Faut-il en finir avec l’âge d’or où coexistait le bon sauvage avec une nature généreuse ?

Thème       « Faut-il en finir avec un âge d’or
où coexistait le bon sauvage
 avec une nature généreuse ? »
Essai de  restitution du café philo de Chevilly-Larue
                          du 28 septembre 2005.

Modérateur : Jean Bernard Tandarvarayen
Introduction : Michel Perrin
Animateurs : Michel Perrin. Guy Pannetier.

 Introduction : Quelques définitions s’imposent :
1° « l’Âge d’or » d’Hésiode, « Les travaux et les jours » cité par Cioran dans « Histoire et Utopie » : « Les hommes vivaient alors comme les Dieux, le coeur libre de soucis, loin du travail et de la douleur. La triste vieillesse ne venait point les visiter et, conservant toute vie leur la vigueur de leurs pieds et de leurs mains, ils goûtaient la joie des festins à l’abri de tous les maux. Ils mouraient comme on s’endort, vaincus par le sommeil. Tous les biens étaient à eux. La campagne fertile leur offrait d’elle-même une abondante nourriture dont ils jouissaient à leur gré. »
2°  Le mythe du « bon sauvage » s’est crée dès le 16ème siècle, suite à la découverte de l’Amérique, et des écrits de voyageurs tel Jean de Lery qui un des tous premier utilise cette expression. Déjà Amerigo Vespucchi donne une première image de ce « bon sauvage » dans le livre « Mondes nouveaux » : « Ils n’ont ni vêtements, ni de laine, ni de lin, ni de coton, car ils n’en ont aucun besoin ; et il n’y a chez eux aucun patrimoine, tous les biens sont communs à tous. Ils vivent sans roi ni gouverneur, et chacun est à lui-même son propre maître. Ils ont autant d’épouses qu’il leur plait (….) Ils n’ont ni temple ni religion, et ne sont pas idolâtres. Que puis-je dire de plus ? Ils vivent selon la nature ». Ce mythe sera repris par les philosophes des Lumières, tel Rousseau, Voltaire.

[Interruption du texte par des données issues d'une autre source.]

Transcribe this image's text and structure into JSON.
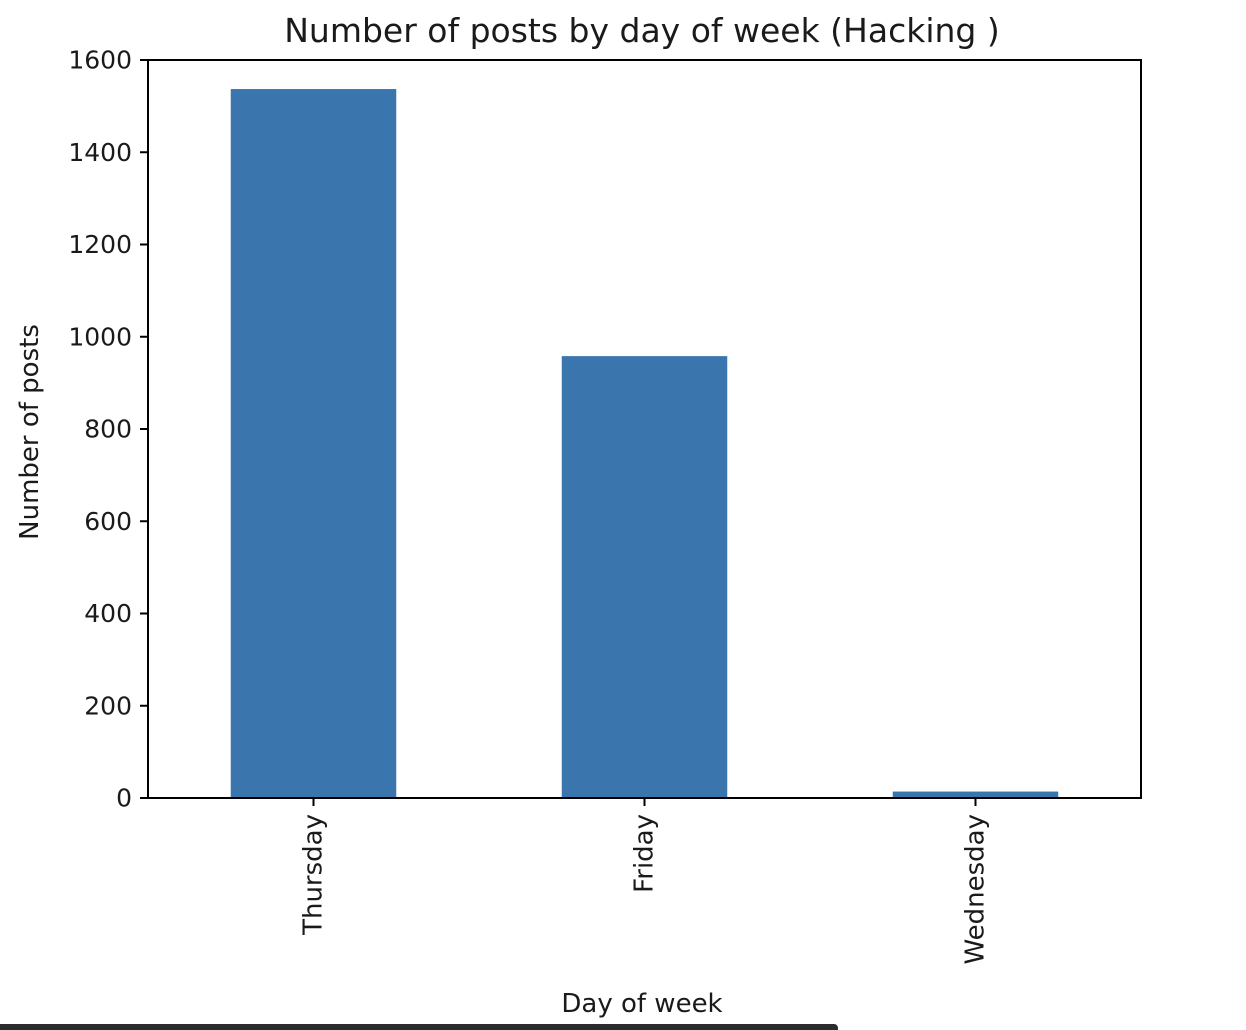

Il correspond déjà à un questionnement face à de nouveaux modèles de société que vont engendrer les progrès techniques. Ce mythe nous propose de vivre en d’autres temps en d’autres lieux, où la nature pourvoirait à tous les besoins. Cet homme pour Rousseau est le symbole de l’innocence première de l’individu, de l’homme vertueux et pur, il précise dans « Discours sur l’origine des inégalités » que : « C’est un état qui n’existe plus, qui n’a peut-être jamais existé, qui probablement n’existera jamais ».
3° La nature généreuse : reste symbolique car elle semble neutre ; les saisons, la pluie, le soleil, le jour la nuit suffisent à compliquer cette réalité dite naturelle, généreuse. La nature peut être extrême dans le bien comme dans le mal.

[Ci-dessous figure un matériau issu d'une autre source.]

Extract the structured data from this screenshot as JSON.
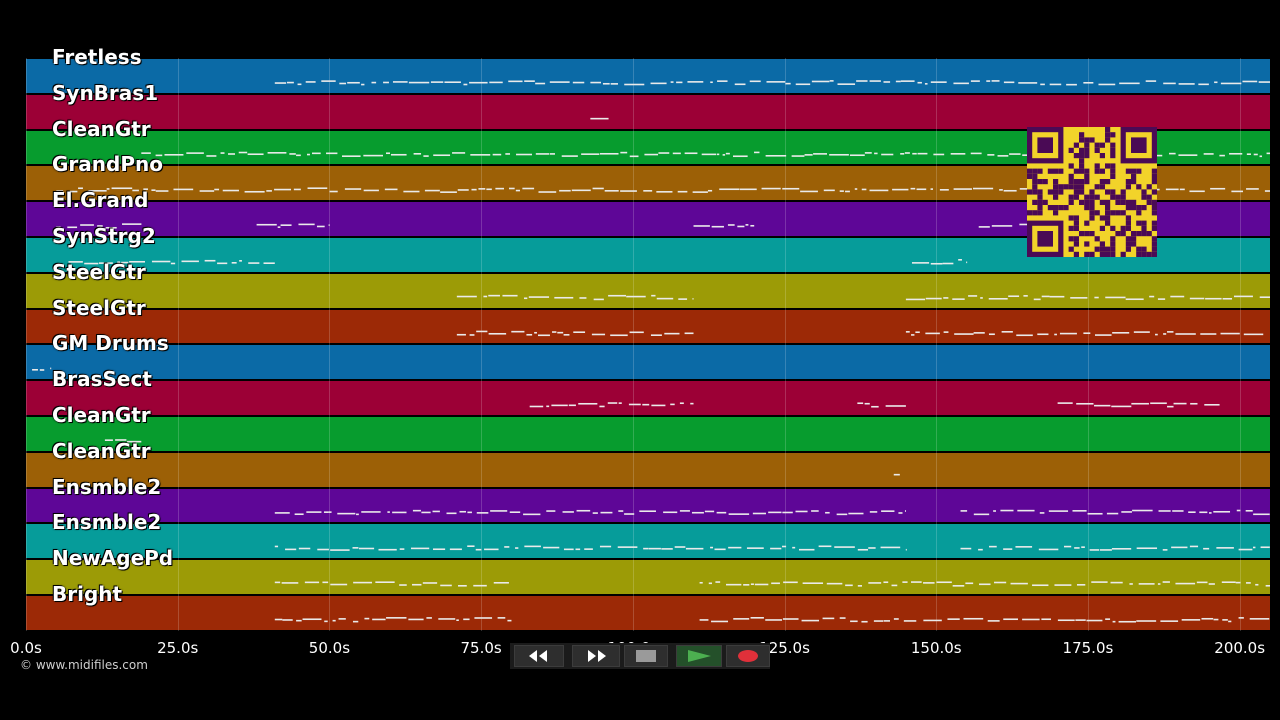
{
  "tracks": [
    {
      "name": "Fretless",
      "color": "#0b6aa6"
    },
    {
      "name": "SynBras1",
      "color": "#9c0036"
    },
    {
      "name": "CleanGtr",
      "color": "#079c2e"
    },
    {
      "name": "GrandPno",
      "color": "#9c6006"
    },
    {
      "name": "El.Grand",
      "color": "#5e0697"
    },
    {
      "name": "SynStrg2",
      "color": "#069c9a"
    },
    {
      "name": "SteelGtr",
      "color": "#9c9b06"
    },
    {
      "name": "SteelGtr",
      "color": "#9c2906"
    },
    {
      "name": "GM Drums",
      "color": "#0b6aa6"
    },
    {
      "name": "BrasSect",
      "color": "#9c0036"
    },
    {
      "name": "CleanGtr",
      "color": "#079c2e"
    },
    {
      "name": "CleanGtr",
      "color": "#9c6006"
    },
    {
      "name": "Ensmble2",
      "color": "#5e0697"
    },
    {
      "name": "Ensmble2",
      "color": "#069c9a"
    },
    {
      "name": "NewAgePd",
      "color": "#9c9b06"
    },
    {
      "name": "Bright",
      "color": "#9c2906"
    }
  ],
  "time_axis": {
    "ticks": [
      "0.0s",
      "25.0s",
      "50.0s",
      "75.0s",
      "100.0s",
      "125.0s",
      "150.0s",
      "175.0s",
      "200.0s"
    ],
    "max_seconds": 205
  },
  "watermark": "© www.midifiles.com",
  "transport": {
    "buttons": [
      {
        "name": "rewind-button",
        "icon": "rewind-icon"
      },
      {
        "name": "fast-forward-button",
        "icon": "fast-forward-icon"
      },
      {
        "name": "stop-button",
        "icon": "stop-icon"
      },
      {
        "name": "play-button",
        "icon": "play-icon"
      },
      {
        "name": "record-button",
        "icon": "record-icon"
      }
    ],
    "play_color": "#4caf50",
    "record_color": "#e0303a"
  },
  "qr_colors": {
    "background": "#f2d32a",
    "foreground": "#4a0a55"
  }
}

 Débat : L’âge d’or pour qui ? Pour ces civilisations prises en référence, était-ce un « âge d’or » ? Sorte de paradis perdu, surtout  fruit de notre imaginaire…
– On nous vante souvent une certaine nature, bonne et généreuse, mais l’homme y rencontre tous les dangers, auxquels s’est ajouter un autre danger, et non le moindre, l’homme lui-même…
– L’homme doit tout à la nature, elle l’a façonné, nourri, il a tout appris d’elle, (de l’hirondelle l’homme a appris à bâtir ; de l’araignée, à tisser…), aujourd’hui moins conscient de sa dépendance de la nature,  il la détruit…
– Comment pouvons-nous nous abuser avec cette image de « l’homme naturellement bon », du « bon sauvage », alors que l’homme est plus porté vers le contraire, « L’homme » n’est-il pas « un loup pour l’homme » ?  Les premiers jeux des petits hommes : c’est la guerre !
– Pour sauvegarder sa race, l’homme s’est civilisé, en allant (quoiqu’ irrégulièrement) vers plus de culture, vers plus de sagesse…
– Le vieux sage est-il de ce monde, là aussi, est-ce un mythe… ? Et la sagesse n’est pas forcement liée à la civilisation.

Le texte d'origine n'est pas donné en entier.